Eating CHOCOLATE for breakfast can supercharge your weight loss, scientists discover

STARTING your day with chocolate could help you burn fat and supercharge your weight loss, scientists have claimed.

A balanced diet consists of still having a little bit of what we fancy and experts have said that also eating chocolate at night could bolster your weight loss efforts.

Researchers at Brigham and Women’s Hospital, Boston, US, looked at the benefits of including chocolate in diets.

They recorded data from 19 postmenopausal women.

Milk chocolate is known for high sugar and high levels of fat and isn't the first food you think of when going on a diet.

In order to test whether chocolate could help with weight loss, each woman consumed 100g of milk chocolate either within one our of waking up, or within one hour of going to bed.

The experts then compared weight gain in women who had the chocolate and women who didn't.

The study, published in the FASEB Journal could be relief for many women who want to lose weight, but don't want to give up chocolate.


Eating chocolate in the morning or at night did not make a difference on weight, the researchers found.

They also stated that consuming chocolate can influence hunger and appetite, as well as sleep.

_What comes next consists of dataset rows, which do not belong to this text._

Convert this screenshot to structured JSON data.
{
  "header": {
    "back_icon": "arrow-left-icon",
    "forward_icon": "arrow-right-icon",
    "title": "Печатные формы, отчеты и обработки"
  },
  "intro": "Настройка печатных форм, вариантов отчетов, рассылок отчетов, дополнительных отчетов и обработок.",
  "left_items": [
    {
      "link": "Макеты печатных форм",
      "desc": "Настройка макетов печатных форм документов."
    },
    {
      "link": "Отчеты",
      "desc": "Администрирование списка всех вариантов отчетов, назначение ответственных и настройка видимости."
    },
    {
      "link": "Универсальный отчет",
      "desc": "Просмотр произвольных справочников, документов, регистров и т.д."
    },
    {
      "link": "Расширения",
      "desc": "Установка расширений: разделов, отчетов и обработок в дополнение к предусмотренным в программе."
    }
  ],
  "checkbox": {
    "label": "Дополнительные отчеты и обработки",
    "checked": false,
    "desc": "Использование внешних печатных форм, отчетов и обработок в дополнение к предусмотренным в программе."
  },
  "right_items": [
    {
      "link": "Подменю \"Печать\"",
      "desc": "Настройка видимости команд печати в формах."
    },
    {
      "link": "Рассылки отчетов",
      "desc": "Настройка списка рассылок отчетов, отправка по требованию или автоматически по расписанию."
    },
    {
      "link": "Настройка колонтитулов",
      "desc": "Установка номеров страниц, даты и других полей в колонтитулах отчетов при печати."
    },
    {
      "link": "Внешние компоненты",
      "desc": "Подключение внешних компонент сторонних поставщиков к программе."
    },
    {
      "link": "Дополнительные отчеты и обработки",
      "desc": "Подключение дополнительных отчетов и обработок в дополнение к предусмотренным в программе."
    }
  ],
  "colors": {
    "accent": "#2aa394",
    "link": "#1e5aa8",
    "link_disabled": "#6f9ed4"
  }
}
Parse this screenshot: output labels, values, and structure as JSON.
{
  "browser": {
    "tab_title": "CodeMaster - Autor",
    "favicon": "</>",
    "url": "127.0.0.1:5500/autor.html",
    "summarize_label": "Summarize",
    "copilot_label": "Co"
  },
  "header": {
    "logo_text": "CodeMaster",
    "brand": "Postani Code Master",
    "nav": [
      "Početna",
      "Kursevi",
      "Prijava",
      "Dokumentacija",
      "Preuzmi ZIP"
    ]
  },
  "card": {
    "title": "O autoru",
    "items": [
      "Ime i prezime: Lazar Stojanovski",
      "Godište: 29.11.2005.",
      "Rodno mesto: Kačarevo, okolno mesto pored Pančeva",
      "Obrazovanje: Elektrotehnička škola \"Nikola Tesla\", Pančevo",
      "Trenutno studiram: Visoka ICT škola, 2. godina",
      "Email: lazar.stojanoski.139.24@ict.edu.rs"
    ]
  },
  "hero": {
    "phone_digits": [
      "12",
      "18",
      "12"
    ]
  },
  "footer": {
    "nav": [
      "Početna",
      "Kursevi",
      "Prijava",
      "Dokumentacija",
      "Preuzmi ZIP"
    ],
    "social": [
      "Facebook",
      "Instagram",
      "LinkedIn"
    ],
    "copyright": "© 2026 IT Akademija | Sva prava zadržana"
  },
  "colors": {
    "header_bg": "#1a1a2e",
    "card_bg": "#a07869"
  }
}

In the morning, they said eating chocolate could help with fat burn and could also reduce glucose levels in the blood.

At night, they said it could alter metabolism and led to more regular sleep patterns.

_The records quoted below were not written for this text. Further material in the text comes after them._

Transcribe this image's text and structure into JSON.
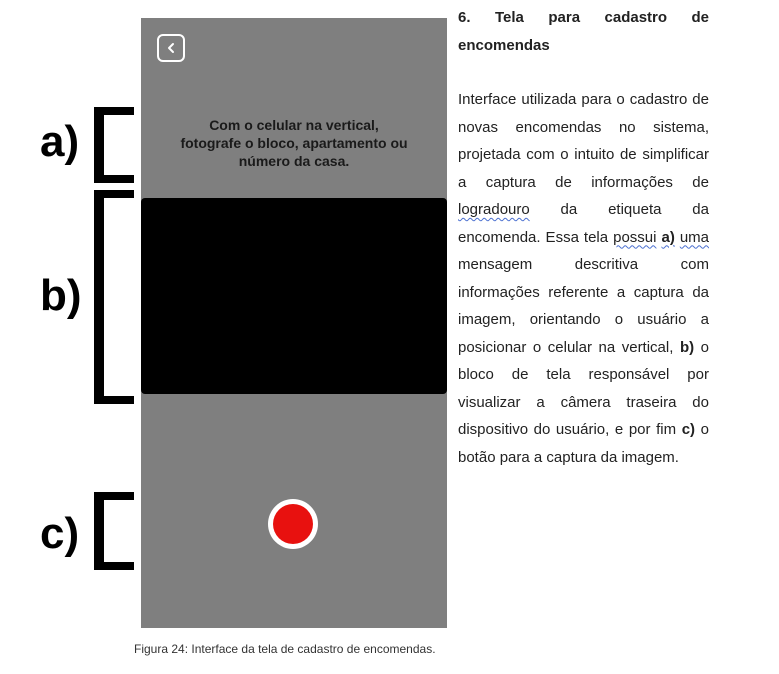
{
  "phone": {
    "instruction_lines": [
      "Com o celular na vertical,",
      "fotografe o bloco, apartamento ou",
      "número da casa."
    ],
    "capture_color": "#e8110f"
  },
  "labels": {
    "a": "a)",
    "b": "b)",
    "c": "c)"
  },
  "heading": {
    "number": "6.",
    "words": [
      "Tela",
      "para",
      "cadastro",
      "de"
    ],
    "line2": "encomendas"
  },
  "paragraph": {
    "p1": "Interface utilizada para o cadastro de novas encomendas no sistema, projetada com o intuito de simplificar a captura de informações de ",
    "w_logradouro": "logradouro",
    "p2": " da etiqueta da encomenda. Essa tela ",
    "w_possui": "possui",
    "p3": " ",
    "bold_a": "a)",
    "p4": " ",
    "w_uma": "uma",
    "p5": " mensagem descritiva com informações referente a captura da imagem, orientando o usuário a posicionar o celular na vertical, ",
    "bold_b": "b)",
    "p6": " o bloco de tela responsável por visualizar a câmera traseira do dispositivo do usuário, e por fim ",
    "bold_c": "c)",
    "p7": " o botão para a captura da imagem."
  },
  "caption": "Figura 24: Interface da tela de cadastro de encomendas."
}
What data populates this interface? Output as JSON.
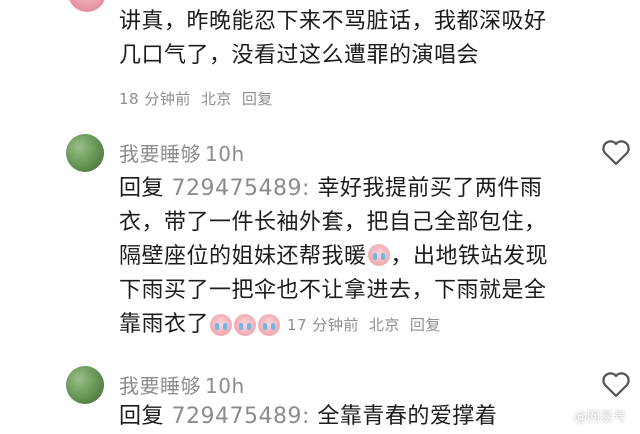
{
  "comment_top": {
    "text_line1": "讲真，昨晚能忍下来不骂脏话，我都深吸好",
    "text_line2": "几口气了，没看过这么遭罪的演唱会",
    "time": "18 分钟前",
    "location": "北京",
    "reply_label": "回复"
  },
  "reply1": {
    "username": "我要睡够",
    "time_short": "10h",
    "reply_prefix": "回复",
    "reply_to": "729475489:",
    "line1": "幸好我提前买了两件雨",
    "line2": "衣，带了一件长袖外套，把自己全部包住，",
    "line3a": "隔壁座位的姐妹还帮我暖",
    "line3b": "，出地铁站发现",
    "line4": "下雨买了一把伞也不让拿进去，下雨就是全",
    "line5": "靠雨衣了",
    "time": "17 分钟前",
    "location": "北京",
    "reply_label": "回复"
  },
  "reply2": {
    "username": "我要睡够",
    "time_short": "10h",
    "reply_prefix": "回复",
    "reply_to": "729475489:",
    "text": "全靠青春的爱撑着"
  },
  "icons": {
    "like": "heart-outline-icon",
    "emoji": "crying-emoji-icon"
  },
  "watermark": "@网易号"
}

Frank A.J. L. Scheer, neuroscientist with the division of sleep and circadian disorders said: "Having chocolate in the morning or in the evening/night results in differential effects on hunger and appetite, substrate oxidation, fasting glucose, microbiota (composition and function), and sleep and temperature rhythms. 

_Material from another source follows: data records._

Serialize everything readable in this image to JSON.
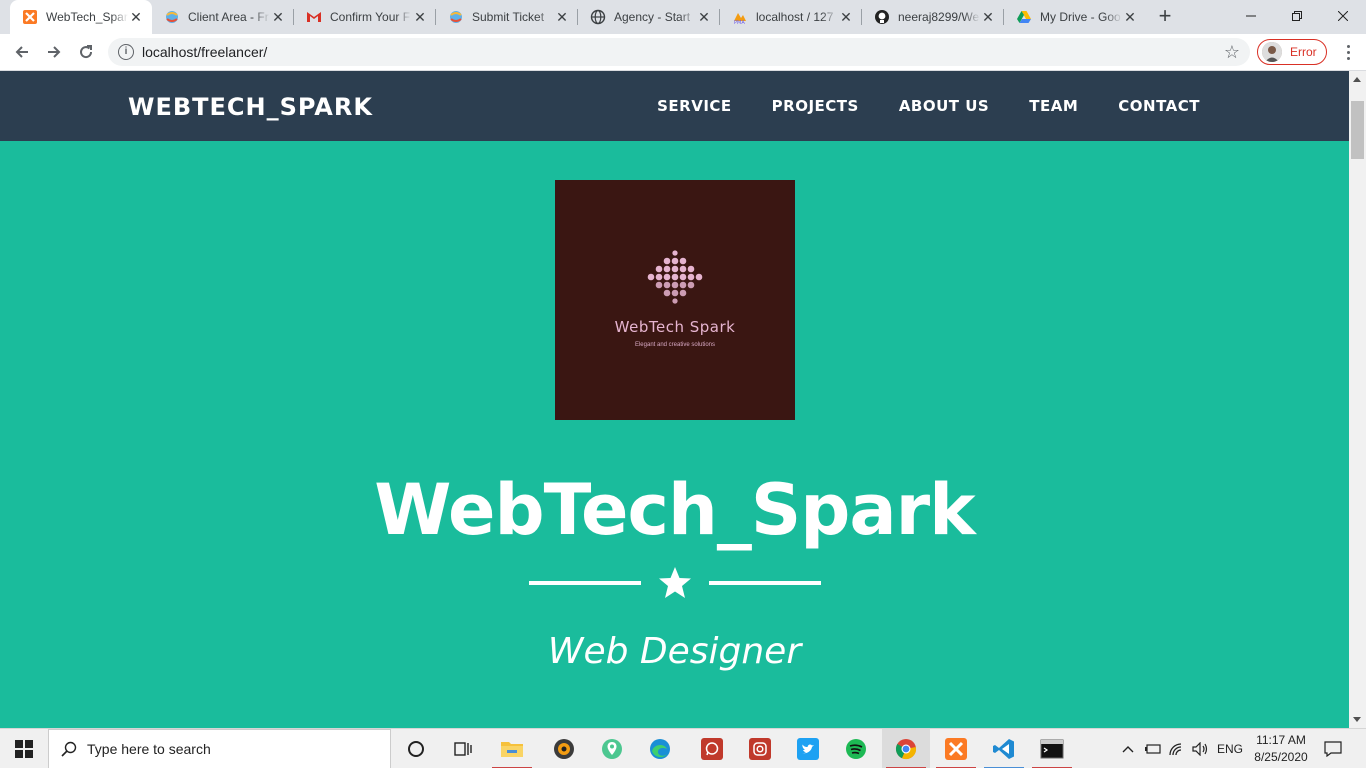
{
  "browser": {
    "tabs": [
      {
        "title": "WebTech_Spark",
        "icon": "xampp-icon",
        "active": true
      },
      {
        "title": "Client Area - Fr",
        "icon": "colorful-globe-icon"
      },
      {
        "title": "Confirm Your F",
        "icon": "gmail-icon"
      },
      {
        "title": "Submit Ticket",
        "icon": "colorful-globe-icon"
      },
      {
        "title": "Agency - Start",
        "icon": "globe-icon"
      },
      {
        "title": "localhost / 127",
        "icon": "phpmyadmin-icon"
      },
      {
        "title": "neeraj8299/We",
        "icon": "github-icon"
      },
      {
        "title": "My Drive - Goo",
        "icon": "google-drive-icon"
      }
    ],
    "url": "localhost/freelancer/",
    "profile_status": "Error"
  },
  "site": {
    "brand": "WEBTECH_SPARK",
    "nav": [
      "SERVICE",
      "PROJECTS",
      "ABOUT US",
      "TEAM",
      "CONTACT"
    ],
    "logo": {
      "name": "WebTech Spark",
      "tagline": "Elegant and creative solutions",
      "background": "#3a1612",
      "dot_color": "#e6b4d0"
    },
    "title": "WebTech_Spark",
    "subtitle": "Web Designer",
    "colors": {
      "primary": "#1abc9c",
      "navbar": "#2c3e50"
    }
  },
  "taskbar": {
    "search_placeholder": "Type here to search",
    "language": "ENG",
    "time": "11:17 AM",
    "date": "8/25/2020"
  }
}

"Our findings highly that not only ‘what’ but also ‘when’ we eat can impact physiological mechanisms involved in the regulation of body weight."

The trial lasted for 14 days and the researchers said that aside from the chocolate, the women were allowed to eat "any other foods".

During the two weeks they could only have milk chocolate – but were allowed to have other sweets and treats.

The researchers added: "Results show that when eating chocolate, females were less hungry and had less desire for sweets than with no chocolate, especially when taking chocolate during the evening/night.

"Moreover, daily cortisol levels were lower when eating chocolate in the morning than at evening/night."